Since 2007, a number of organizations have partnered in an annual worldwide campaign centering around a global vision: a world in which every pregnancy is wanted.  September 26this World Contraception Day; the mission is to improve awareness of contraception and enable young people—all around the world—to make informed choices regarding their sexual and reproductive health.  What a vital mission!

Fortunately, when we look around the world, committed individuals and organizations have made information about effective contraception and access to it much more prevalent; indeed, there’s a lot to celebrate globally.  Worldwide, increased access to effective contraception enables more people to plan their pregnancies, resulting in lower rates of maternal mortality, newborn and child mortality, and in healthier families and communities. 

Unfortunately, I’m concerned about what’s happening—and what’s going to happen—right here in the U.S.  The recent changes to Title X are making access to accurate information and access to contraception much more challenging for many Americans, especially those with the most limited financial resources.  

According to the Guttmacher Institute, “The Trump administration has punched a massive hole in the nation’s safety-net family planning program…It’s still too early to fully grasp the impact of the new regulations—collectively referred to as the domestic gag rule—governing the Title X program. But available records…indicate that it could be severe…These changes impose coercive standards of care on patients, subvert the nationwide network of family planning providers that Title X supports, and diminish access to affordable care…Each component of the new regulations is harmful. Taken together, the domestic gag rule is blatantly coercive and a violation of medical ethics and patients’ rights.”

Let’s pause this year on World Contraception Day to think about the importance of contraception and about all the behind-the-scenes framework that make reproductive autonomy possible: contraceptive choice, free from coercion; informed consent; confidentiality—especially for adolescents, but also for everyone; and evidence-based standards of care.  If you’ve ever benefitted from this social framework, which people have worked so hard to create, I hope you’ll join me in committing to keeping it alive for future generations.

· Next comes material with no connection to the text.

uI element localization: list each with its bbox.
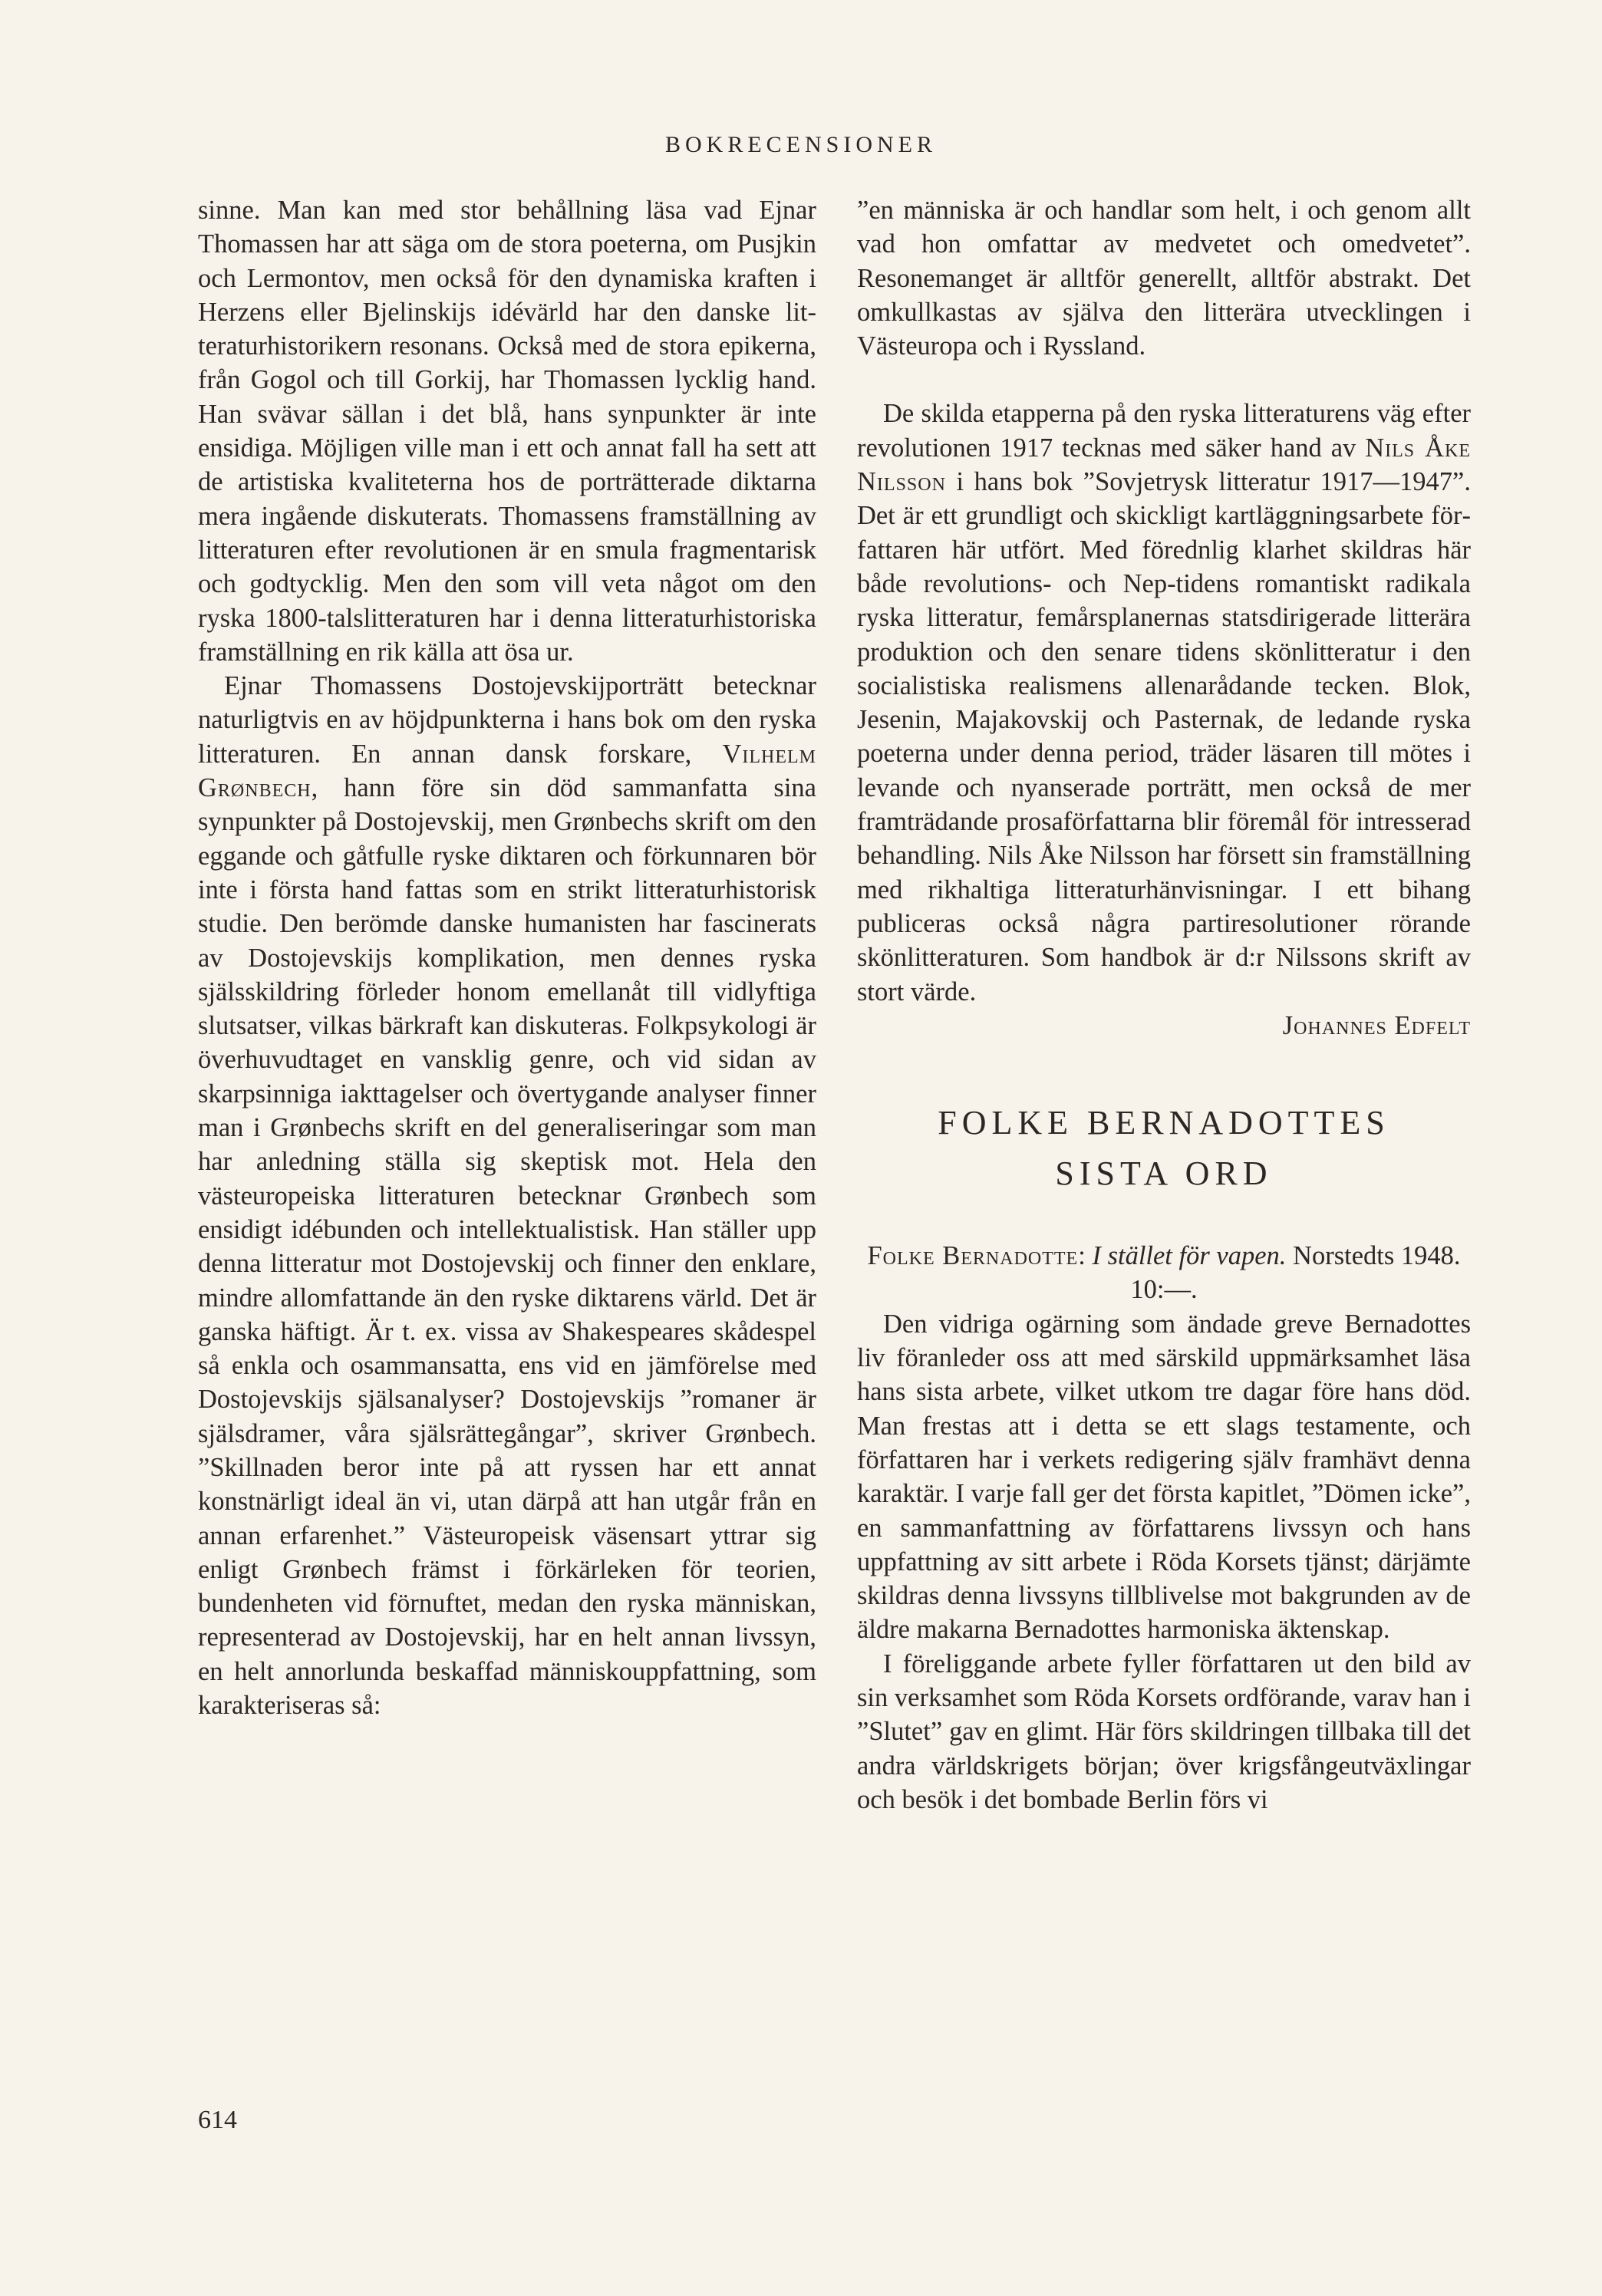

I’ll close with words by Melinda Gates, from her important book, The Moment of Lift: How Empowering Women Changes the World.
 “…No country in the last fifty years has emerged from poverty without expanding access to contraceptives…contraceptives are the greatest life-saving, poverty-ending, women-empowering innovation ever created.”

Respectfully,

Vivian

The views expressed above are solely those of the author and not those of Planned Parenthood.